As Dominic Prince says,
The results of my experiment were pretty obvious — we are all being done. We are being misled, brainwashed, cheated, and we don’t even know it’s happening. The trick has yet to be exposed, but there is nevertheless a very clever marketing trick being perpetrated and we are all the victims of the rip-off. The food writer Joanna Blythman has just written a brilliant exposé of the supermarket culture pervading the country. Her book, Shopped, should be required reading in every household, but you’ll have to make a little effort to get it, as the supermarkets won’t stock it. In it she argues that Britain has surrendered control over what we eat to a few powerful chains that can dictate not only what we put on our dinner plates, but also how much it will cost us to put it there.
I started to wonder why does this happen in UK? Then, I remembered an article by Paul Krugman that I read way back about English food and the laws of supply and demand.
...The appreciation of good food is,quite literally, an acquired taste--but because your typical Englishman, circa, say, 1975, had never had a really good meal, he didn't demand one. And because consumers didn't demand good food,they didn't get it. Even then there were surely some people who would have liked better, just not enough to provide a critical mass. And then things changed.

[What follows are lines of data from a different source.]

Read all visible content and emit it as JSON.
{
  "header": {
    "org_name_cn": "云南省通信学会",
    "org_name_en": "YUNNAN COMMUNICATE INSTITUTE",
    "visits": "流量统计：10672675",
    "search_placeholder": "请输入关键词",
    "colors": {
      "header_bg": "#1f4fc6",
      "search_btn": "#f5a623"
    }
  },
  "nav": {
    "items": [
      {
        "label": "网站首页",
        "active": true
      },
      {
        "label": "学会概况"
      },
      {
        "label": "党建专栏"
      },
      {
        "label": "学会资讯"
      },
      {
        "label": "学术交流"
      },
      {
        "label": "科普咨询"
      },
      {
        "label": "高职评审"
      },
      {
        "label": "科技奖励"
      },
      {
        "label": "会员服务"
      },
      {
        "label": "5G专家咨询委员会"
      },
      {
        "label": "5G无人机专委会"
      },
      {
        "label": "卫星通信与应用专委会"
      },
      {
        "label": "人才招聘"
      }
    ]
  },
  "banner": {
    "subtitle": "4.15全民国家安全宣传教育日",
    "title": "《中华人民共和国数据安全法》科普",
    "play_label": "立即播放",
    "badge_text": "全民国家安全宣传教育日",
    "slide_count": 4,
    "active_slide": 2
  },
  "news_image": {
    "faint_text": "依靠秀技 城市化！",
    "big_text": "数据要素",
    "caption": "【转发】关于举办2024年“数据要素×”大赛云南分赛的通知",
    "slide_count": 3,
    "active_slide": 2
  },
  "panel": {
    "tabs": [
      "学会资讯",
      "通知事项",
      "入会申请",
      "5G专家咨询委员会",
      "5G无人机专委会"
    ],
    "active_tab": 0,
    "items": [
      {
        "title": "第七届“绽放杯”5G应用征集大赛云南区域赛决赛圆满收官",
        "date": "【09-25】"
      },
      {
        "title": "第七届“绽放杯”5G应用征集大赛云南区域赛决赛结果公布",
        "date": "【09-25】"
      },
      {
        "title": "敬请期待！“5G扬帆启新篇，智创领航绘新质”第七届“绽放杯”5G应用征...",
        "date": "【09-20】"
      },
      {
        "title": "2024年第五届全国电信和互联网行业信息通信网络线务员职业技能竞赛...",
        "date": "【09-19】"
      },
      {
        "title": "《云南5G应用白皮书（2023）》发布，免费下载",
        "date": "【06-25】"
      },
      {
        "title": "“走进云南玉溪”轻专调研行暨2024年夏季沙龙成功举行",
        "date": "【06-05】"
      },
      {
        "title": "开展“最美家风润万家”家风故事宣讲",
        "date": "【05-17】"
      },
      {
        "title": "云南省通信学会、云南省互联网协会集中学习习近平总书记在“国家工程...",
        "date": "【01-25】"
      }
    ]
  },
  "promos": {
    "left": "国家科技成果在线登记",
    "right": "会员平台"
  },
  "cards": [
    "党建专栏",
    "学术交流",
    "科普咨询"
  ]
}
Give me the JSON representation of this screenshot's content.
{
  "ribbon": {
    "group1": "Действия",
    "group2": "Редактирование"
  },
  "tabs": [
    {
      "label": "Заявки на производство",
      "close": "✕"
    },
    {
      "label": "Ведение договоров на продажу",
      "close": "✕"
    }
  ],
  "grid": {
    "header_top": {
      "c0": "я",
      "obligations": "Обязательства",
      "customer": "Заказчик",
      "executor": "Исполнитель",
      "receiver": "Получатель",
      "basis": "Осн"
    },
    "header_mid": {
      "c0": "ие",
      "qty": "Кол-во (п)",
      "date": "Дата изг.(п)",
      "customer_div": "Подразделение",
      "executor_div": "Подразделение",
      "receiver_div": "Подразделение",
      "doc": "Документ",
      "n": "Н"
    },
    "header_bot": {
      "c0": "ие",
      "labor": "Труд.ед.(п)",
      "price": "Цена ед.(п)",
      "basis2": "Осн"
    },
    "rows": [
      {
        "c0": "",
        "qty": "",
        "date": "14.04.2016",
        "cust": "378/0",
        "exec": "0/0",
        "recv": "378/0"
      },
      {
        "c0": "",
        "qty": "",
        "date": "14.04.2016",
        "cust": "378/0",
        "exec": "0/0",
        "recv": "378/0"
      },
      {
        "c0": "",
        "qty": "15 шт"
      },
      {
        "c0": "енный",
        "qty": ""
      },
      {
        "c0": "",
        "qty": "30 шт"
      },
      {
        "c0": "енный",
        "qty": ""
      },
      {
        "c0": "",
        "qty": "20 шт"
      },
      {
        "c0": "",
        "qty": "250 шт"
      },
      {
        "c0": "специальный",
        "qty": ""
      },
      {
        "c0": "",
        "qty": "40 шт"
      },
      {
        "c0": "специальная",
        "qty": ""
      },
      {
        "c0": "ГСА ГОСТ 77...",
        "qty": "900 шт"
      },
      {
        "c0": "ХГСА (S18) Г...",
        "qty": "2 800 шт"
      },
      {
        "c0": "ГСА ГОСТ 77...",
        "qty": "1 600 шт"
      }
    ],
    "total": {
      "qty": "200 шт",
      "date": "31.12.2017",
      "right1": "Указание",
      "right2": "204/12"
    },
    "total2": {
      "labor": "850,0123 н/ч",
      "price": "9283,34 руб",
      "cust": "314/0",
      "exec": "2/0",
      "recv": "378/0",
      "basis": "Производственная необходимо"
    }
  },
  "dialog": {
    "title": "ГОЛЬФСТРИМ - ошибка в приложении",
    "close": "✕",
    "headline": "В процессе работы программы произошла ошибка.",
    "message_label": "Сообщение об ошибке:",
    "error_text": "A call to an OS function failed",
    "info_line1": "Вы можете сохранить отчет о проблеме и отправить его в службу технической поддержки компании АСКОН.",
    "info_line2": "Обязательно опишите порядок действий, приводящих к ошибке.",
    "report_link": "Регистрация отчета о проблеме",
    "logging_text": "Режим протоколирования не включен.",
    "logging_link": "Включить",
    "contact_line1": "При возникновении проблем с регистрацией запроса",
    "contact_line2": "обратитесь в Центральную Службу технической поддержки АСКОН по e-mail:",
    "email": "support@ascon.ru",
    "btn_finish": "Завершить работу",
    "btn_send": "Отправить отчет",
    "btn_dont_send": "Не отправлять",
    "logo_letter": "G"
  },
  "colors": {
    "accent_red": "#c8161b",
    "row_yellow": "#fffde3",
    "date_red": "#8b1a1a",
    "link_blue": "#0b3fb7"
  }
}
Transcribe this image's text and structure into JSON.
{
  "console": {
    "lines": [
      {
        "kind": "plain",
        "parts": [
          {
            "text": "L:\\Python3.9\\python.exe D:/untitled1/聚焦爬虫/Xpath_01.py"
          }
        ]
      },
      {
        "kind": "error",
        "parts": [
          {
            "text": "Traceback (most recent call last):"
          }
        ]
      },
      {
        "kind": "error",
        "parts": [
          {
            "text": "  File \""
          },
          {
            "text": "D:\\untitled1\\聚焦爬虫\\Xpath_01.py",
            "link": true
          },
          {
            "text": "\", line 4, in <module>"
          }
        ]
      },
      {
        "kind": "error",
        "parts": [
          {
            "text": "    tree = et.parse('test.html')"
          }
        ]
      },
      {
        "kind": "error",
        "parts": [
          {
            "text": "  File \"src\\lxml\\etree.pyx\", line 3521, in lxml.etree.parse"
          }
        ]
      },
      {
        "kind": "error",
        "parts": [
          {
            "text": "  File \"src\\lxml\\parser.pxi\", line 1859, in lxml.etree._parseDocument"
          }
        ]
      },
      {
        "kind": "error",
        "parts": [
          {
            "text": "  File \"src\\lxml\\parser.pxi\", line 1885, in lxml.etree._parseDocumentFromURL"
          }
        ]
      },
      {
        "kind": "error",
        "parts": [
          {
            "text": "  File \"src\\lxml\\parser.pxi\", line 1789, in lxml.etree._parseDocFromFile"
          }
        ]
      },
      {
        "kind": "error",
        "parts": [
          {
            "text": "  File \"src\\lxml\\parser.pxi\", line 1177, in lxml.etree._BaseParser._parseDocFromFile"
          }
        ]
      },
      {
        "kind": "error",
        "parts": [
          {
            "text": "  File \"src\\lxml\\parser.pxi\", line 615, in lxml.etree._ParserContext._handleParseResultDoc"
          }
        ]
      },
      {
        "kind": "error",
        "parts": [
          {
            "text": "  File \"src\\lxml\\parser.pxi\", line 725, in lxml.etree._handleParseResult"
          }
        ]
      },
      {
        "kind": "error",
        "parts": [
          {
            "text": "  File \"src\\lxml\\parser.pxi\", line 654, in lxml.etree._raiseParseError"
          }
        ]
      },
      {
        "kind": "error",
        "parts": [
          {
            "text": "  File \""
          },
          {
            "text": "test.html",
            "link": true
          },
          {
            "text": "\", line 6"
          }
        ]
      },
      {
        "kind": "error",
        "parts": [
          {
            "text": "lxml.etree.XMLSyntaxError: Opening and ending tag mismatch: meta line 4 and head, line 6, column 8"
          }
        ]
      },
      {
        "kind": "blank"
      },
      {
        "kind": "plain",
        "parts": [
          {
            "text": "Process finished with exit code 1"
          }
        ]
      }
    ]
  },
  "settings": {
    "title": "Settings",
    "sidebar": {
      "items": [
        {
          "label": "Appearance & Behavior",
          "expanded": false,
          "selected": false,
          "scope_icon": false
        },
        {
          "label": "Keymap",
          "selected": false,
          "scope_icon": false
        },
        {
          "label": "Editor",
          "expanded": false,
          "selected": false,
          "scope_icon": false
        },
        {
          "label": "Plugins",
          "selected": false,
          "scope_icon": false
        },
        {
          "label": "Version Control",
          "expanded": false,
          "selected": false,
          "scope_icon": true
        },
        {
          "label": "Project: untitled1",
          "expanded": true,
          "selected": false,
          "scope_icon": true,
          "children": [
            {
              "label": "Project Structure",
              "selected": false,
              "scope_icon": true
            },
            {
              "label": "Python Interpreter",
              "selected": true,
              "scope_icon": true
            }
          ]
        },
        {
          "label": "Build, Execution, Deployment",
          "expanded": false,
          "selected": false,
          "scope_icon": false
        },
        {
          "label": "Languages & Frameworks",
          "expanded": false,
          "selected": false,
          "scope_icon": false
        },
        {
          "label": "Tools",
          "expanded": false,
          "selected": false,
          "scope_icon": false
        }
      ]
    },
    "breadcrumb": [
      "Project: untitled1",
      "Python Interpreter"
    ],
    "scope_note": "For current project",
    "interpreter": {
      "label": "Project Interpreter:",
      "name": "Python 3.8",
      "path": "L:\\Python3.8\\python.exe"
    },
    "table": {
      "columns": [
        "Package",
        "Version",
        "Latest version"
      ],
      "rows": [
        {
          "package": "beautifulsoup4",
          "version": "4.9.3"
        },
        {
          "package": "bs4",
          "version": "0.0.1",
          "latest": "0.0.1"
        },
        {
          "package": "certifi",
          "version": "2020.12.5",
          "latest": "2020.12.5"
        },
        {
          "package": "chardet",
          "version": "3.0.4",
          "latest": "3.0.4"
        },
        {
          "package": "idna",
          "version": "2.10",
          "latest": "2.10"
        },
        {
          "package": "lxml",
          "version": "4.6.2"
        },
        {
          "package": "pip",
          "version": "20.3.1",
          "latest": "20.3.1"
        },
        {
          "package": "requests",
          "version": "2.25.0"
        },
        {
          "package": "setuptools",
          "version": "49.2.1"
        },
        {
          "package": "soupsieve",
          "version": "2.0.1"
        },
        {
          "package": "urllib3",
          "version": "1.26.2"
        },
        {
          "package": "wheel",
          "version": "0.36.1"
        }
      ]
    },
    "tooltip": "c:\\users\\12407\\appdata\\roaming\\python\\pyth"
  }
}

Partly this may have been the result of immigration. (Although earlier waves of immigrants simply adapted to English standards--I remember visiting one fairly expensive London Italian restaurant in 1983 that advised diners to call in advance if they wanted their pasta freshly cooked.) Growing affluence and the overseas vacations it made possible may have been more important--how can you keep them eating bangers once they've had foie gras? But at a certain point the process became self-reinforcing: Enough people knew what good food tasted like that stores and restaurants began providing it--and that allowed even more people to acquire civilized taste buds.
What is the connection between supermarkets, quality of food and delivering good performance. Good performance, like good food, does not happen by chance. It has to be acquired painstakingly. It has to be demanded, encouraged and continuously monitored with regular feedback. The process by which, English food went from bland, tasteless and greasy fare to the current excellence, needs to be employed here too. This can happen only when teams get a taste of excellence by first in small tasks that are meaningful and then gradually bigger and more important jobs. Once a team member achieves that flow, he or she will never be content with mediocre results or efforts.